The United Kingdom has once again cemented its position as Nigeria’s leading source of foreign capital, accounting for more than N5.5 trillion in inflows during the first quarter of 2025, according to the latest data from the National Bureau of Statistics (NBS).
Figures from the Capital Importation Report show that capital from the UK rose to $3.68bn (N5.52tn) in Q1 2025, representing 65.26% of Nigeria’s total $5.64bn inflows for the quarter.
This marked a 29.2% rise from the $2.85bn recorded in Q4 2024 and more than double the $1.81bn inflows seen in Q1 2024.
This underscores Britain’s dominance in Nigeria’s external financing profile and highlights the strong bilateral financial ties between both nations.
Breakdown of Q1 2025 Capital Inflows by Country
United Kingdom: $3.68bn (65.26%)
South Africa: $501.29m (8.88%)
Mauritius: $394.51m (6.99%)
United States: $368.92m (6.54%)
United Arab Emirates: $301.72m (5.35%)
Together, these top five countries accounted for over 92% of Nigeria’s capital inflows, reflecting both the concentration of Nigeria’s foreign investments and the risks of over-dependence on limited markets.

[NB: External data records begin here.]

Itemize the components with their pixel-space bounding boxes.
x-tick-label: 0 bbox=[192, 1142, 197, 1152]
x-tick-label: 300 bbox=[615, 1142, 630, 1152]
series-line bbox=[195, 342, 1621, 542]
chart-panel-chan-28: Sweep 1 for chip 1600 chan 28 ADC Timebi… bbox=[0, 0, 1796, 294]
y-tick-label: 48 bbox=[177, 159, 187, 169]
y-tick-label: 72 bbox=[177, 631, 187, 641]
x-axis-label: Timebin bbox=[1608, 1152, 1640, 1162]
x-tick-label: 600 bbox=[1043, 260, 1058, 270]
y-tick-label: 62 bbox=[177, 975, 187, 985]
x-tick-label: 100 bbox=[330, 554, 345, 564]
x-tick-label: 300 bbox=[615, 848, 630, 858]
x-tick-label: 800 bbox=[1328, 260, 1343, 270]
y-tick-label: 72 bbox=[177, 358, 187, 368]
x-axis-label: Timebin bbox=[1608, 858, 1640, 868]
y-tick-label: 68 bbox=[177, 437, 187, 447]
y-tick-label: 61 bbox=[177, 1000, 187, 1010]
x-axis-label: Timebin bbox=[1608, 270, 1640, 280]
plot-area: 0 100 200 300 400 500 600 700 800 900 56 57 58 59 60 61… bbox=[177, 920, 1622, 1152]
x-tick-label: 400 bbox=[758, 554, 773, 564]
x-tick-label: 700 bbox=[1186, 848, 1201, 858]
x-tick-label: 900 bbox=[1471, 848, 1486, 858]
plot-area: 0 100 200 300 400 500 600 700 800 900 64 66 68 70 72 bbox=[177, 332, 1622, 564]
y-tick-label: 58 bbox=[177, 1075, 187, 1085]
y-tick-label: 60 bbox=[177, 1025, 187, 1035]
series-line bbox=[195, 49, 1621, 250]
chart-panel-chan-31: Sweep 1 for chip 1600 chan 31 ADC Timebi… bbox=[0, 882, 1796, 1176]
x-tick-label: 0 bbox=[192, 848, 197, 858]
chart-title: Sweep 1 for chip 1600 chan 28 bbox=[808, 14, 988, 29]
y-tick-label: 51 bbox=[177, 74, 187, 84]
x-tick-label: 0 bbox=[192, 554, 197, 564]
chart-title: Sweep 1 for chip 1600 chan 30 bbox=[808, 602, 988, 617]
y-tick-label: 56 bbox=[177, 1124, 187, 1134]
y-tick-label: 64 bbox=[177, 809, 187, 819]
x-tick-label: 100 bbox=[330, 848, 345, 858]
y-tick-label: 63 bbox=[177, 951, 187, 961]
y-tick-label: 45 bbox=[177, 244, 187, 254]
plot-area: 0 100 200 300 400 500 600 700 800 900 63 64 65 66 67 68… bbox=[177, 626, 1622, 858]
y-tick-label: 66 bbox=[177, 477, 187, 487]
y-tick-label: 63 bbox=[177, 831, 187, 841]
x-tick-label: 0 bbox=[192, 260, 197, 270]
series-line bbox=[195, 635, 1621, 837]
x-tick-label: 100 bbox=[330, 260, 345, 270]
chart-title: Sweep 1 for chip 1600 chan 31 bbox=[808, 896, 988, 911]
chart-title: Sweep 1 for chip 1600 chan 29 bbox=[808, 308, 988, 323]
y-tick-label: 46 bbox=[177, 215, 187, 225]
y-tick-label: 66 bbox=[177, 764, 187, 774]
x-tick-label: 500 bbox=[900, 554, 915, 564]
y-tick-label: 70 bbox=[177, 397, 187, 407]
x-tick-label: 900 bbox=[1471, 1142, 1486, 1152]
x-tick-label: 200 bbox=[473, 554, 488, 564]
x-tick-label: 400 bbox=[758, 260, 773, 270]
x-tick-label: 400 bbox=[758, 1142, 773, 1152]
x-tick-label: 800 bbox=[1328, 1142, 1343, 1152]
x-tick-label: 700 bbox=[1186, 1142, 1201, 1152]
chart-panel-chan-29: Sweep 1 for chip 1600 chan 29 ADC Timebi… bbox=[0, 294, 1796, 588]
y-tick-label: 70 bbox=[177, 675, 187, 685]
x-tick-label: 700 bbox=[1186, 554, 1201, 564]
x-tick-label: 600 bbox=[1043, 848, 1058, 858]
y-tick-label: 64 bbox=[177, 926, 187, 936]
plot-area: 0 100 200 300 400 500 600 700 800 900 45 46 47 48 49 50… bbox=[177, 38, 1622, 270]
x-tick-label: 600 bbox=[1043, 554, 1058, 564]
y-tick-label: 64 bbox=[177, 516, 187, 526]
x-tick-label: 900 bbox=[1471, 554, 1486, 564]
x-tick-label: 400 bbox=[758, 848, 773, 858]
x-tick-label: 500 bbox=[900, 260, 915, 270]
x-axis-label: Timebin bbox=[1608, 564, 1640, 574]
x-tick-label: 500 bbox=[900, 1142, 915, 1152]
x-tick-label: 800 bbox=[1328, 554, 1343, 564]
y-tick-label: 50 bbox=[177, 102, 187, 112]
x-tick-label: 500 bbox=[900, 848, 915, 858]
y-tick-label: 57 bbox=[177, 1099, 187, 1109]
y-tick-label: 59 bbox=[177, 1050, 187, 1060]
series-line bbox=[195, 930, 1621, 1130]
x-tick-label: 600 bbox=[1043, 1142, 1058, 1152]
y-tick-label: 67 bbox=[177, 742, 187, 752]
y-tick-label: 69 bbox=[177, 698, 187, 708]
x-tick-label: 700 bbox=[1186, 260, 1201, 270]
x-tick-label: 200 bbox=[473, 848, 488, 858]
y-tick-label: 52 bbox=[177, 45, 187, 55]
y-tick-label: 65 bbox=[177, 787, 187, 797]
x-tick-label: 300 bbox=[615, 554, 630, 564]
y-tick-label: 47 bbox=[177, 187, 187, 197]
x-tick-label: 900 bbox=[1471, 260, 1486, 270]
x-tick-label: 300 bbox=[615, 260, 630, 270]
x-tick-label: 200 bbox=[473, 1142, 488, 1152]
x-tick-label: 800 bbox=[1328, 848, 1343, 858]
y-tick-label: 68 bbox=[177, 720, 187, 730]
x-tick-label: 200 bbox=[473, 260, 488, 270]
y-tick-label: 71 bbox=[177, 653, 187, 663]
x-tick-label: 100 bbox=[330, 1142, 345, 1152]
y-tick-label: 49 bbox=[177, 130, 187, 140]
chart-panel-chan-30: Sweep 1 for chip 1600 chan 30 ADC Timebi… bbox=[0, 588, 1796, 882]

Other contributors included:
Cayman Islands: $114.76m (up sharply from $0.64m in Q4 2024)
Belgium: $70.54m
France: $47.33m
Netherlands: $42.68m (down significantly from $425.61m in Q4 2024)
Singapore: $36.79m
Overall, capital importation into Nigeria stood at $5.64bn in Q1 2025, up 10.9% from Q4 2024’s $5.09bn, and a remarkable 67.1% higher than the $3.38bn recorded in Q1 2024.
The NBS noted:
“Capital Importation during the reference period originated largely from the United Kingdom with $3,681.96m, showing 65.26 per cent of the total capital imported.”
A separate survey by Strategy Management Partners (UK) reveals that British companies are increasingly targeting Africa as a strategic growth frontier.
50% of UK firms with annual turnover above £20m are already operational in Africa and planning expansions.
Another 28% of executives said they are interested but remain cautious about entry strategies.
Africa’s appeal lies in its resource wealth and demographic potential:
30% of the world’s mineral reserves
8% of natural gas reserves
12% of oil reserves
65% of the world’s arable land
Projected to host 25% of the global workforce by 2035
Seven key sectors remain magnets for foreign capital inflows into Nigeria and Africa at large:
1. Technology
2. Oil & Gas
3. Power and Renewable Energy
4. Agriculture
5. Manufacturing
6. Infrastructure
7. Strategic Minerals
Analysts warn that while Nigeria’s reliance on UK-driven inflows reflects strong global confidence, the concentration of sources exposes the economy to external shocks if investor sentiment shifts in these countries.
Diversification of investment partnerships particularly within Asi
a, the Americas, and intra-African trade will be crucial to ensuring long-term resilience in capital inflows.